サウザー!~School Idol Project~ 作:乾操
今回はややシリアス。
+前回のラブライブ!+
古文でも赤点を取ってしまった穂乃果ちゃん。
「こどりぢゃんだすけてぇ~」
「ハノケチェン国語得意な方じゃ……」
「古文は別なの~!」
泣き顔のハノケチェンも可愛い! でも、いつまでもそれじゃ可哀想だから……。
「じゃあ、教えてあげるね!」
「うん! ありがと!」
「じゃあまず、古文は『いとおかし』! 雅で風情があるって意味だよ。これを制すれば古文は簡単! じゃあ、リピート!」
「いと……おかし?」
「……いと恋し!」
※
ラブライブ……スクールアイドルの祭典。
それに出場できるのは人気グループ上位20位以内……。
星の数ほどあるスクールアイドルの中で上位20位に入ることなど、余程のグループでもない限り不可能である。まして、ぽっと出の新グループになぞ―—。
「おぉ……」
部室のパソコン前にμ's´のメンバーが集まって画面を覗きこんでいる。
見ているのは、スクールアイドルサイトのページ。

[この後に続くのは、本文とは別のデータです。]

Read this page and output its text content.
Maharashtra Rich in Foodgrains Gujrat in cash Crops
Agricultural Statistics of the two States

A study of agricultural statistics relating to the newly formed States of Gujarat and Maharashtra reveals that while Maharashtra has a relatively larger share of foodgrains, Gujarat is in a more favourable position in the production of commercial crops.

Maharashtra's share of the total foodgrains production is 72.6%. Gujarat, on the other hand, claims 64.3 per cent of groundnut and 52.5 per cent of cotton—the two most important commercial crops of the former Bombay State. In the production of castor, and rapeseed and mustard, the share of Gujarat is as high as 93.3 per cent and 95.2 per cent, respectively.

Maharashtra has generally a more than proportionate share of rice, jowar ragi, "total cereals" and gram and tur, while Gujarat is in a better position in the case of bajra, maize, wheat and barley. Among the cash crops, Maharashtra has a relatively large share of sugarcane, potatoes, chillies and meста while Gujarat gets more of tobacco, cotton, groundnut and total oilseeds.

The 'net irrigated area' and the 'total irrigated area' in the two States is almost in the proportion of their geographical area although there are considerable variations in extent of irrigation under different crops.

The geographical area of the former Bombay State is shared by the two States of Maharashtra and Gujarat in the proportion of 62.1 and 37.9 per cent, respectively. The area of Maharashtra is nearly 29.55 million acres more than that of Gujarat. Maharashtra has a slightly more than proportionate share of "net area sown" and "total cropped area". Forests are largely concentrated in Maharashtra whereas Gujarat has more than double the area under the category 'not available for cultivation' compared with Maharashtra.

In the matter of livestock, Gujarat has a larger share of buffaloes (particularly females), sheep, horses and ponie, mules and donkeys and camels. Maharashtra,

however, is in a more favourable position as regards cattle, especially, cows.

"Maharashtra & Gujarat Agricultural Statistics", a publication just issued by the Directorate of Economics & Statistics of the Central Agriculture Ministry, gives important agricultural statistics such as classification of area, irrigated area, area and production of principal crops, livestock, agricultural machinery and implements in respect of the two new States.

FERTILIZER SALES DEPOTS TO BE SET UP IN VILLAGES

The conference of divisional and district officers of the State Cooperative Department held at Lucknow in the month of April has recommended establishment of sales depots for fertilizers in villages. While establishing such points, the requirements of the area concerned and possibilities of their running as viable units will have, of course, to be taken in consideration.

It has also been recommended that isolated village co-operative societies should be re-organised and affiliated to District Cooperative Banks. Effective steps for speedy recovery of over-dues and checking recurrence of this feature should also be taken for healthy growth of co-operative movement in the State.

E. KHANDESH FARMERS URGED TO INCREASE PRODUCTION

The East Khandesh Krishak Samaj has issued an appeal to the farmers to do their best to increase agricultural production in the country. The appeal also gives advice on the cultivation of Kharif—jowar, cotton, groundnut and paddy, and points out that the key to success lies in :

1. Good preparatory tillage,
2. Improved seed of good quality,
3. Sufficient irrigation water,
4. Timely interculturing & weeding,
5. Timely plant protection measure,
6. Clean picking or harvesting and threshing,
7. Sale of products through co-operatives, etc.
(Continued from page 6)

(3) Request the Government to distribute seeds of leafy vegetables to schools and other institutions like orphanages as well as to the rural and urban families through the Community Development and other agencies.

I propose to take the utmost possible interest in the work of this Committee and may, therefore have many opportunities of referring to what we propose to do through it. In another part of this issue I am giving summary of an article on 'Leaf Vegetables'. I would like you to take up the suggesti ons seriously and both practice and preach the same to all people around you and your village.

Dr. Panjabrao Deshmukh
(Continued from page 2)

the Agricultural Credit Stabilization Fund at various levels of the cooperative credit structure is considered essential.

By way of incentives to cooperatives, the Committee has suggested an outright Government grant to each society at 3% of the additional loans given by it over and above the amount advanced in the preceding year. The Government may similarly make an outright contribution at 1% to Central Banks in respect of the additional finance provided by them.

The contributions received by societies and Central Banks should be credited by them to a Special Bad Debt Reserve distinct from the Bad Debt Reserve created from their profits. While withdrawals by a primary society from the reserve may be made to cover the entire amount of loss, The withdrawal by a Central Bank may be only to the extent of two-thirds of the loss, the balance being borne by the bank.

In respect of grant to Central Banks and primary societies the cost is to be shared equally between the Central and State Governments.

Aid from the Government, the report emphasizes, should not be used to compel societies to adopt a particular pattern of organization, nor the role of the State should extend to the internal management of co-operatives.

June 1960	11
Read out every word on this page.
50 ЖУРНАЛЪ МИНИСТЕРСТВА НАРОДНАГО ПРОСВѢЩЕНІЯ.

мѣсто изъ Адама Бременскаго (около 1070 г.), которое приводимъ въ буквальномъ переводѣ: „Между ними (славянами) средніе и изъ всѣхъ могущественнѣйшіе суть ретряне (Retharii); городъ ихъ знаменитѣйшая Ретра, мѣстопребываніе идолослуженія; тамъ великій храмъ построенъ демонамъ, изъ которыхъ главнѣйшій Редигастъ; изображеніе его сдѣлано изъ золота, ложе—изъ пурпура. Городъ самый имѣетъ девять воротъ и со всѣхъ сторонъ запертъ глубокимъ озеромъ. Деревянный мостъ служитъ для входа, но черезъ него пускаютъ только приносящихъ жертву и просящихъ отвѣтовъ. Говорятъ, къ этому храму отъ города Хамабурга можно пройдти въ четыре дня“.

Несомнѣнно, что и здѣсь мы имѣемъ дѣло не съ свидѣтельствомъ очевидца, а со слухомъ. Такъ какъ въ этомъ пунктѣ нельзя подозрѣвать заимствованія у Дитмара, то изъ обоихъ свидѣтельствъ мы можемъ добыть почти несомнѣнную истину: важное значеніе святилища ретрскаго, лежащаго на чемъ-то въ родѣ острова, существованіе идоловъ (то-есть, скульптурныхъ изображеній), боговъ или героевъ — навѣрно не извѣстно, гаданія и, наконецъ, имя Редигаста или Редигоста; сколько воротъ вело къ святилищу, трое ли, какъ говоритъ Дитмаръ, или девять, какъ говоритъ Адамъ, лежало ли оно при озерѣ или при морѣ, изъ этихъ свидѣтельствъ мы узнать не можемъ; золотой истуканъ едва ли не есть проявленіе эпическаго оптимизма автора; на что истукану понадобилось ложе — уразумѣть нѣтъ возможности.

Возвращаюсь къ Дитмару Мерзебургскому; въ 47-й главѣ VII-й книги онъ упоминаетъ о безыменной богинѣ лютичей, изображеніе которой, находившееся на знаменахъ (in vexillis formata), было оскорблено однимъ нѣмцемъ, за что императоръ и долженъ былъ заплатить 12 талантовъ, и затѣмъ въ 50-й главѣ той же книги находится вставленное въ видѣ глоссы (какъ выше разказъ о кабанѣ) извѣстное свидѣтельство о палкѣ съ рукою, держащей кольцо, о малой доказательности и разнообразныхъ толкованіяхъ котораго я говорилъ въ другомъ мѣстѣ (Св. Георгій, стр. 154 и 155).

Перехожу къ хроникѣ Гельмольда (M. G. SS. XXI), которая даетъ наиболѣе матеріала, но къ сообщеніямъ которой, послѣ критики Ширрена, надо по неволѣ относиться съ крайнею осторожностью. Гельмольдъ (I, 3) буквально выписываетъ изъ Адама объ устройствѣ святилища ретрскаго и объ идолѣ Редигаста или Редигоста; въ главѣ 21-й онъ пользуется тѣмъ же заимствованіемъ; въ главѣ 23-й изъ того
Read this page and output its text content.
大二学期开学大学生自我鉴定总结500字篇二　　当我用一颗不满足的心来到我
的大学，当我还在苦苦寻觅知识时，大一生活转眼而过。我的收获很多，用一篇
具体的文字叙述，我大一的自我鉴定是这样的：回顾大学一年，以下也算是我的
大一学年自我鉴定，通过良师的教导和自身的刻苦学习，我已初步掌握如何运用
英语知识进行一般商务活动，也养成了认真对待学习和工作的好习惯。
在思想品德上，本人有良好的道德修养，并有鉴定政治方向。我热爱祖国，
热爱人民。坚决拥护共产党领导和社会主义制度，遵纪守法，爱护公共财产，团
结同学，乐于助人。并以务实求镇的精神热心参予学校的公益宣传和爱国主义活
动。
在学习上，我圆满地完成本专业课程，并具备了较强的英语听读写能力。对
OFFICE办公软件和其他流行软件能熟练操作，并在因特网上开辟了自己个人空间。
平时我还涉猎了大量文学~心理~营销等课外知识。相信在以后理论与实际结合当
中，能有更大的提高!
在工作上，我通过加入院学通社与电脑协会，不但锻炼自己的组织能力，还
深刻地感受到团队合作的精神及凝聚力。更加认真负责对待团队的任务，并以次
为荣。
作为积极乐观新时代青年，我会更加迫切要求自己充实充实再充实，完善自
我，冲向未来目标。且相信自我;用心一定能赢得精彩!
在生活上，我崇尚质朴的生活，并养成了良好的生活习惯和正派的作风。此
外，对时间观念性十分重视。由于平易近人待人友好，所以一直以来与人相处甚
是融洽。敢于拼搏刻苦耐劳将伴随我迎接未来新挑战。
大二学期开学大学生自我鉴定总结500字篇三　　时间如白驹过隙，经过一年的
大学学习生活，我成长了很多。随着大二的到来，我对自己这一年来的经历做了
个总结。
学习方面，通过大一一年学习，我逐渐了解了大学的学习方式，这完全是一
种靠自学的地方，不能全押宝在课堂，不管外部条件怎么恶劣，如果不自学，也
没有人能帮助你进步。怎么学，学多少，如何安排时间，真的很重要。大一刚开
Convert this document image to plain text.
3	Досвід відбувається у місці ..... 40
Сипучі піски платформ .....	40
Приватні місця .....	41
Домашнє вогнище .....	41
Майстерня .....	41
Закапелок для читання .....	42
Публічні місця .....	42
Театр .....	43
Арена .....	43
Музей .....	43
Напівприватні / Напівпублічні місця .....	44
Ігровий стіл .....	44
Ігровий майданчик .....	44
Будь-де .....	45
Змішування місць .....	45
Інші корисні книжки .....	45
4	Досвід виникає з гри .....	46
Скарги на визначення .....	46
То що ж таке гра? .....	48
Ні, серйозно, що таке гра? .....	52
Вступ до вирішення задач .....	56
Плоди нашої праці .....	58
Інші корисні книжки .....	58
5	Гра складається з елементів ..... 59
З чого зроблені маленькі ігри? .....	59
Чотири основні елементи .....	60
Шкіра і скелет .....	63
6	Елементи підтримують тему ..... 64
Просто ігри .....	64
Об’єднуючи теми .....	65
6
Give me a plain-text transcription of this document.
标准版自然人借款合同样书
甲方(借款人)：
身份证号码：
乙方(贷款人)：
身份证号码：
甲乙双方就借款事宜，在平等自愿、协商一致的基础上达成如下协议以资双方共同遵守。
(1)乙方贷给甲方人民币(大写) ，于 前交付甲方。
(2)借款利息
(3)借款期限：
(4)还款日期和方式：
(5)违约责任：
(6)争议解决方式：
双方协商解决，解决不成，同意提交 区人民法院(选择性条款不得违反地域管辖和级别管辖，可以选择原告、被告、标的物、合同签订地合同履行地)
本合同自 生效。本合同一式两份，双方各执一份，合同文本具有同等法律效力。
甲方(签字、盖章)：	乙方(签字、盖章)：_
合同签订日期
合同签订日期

μ's´も登録しているサイトである。
そして、そこには現在のμ's´の全国ランキングが表示されており……。
「19位……!」
19位……つまり、ラブライブ出場枠に入ったということである。
「すごいよ! 19位だよ19位!」
「耳元で怒鳴らないでください! ほ、ホントに19位なんですか!? 伊19とかの間違いじゃないんですか!?」
「何をどうして潜水艦と間違えるのさ! 順位だよ! ラブライブだよー!」
嬉しさのあまりピョンピョン跳ねる穂乃果。思わず「フハハー!」とサウザーみたいな笑い声を上げてしまう。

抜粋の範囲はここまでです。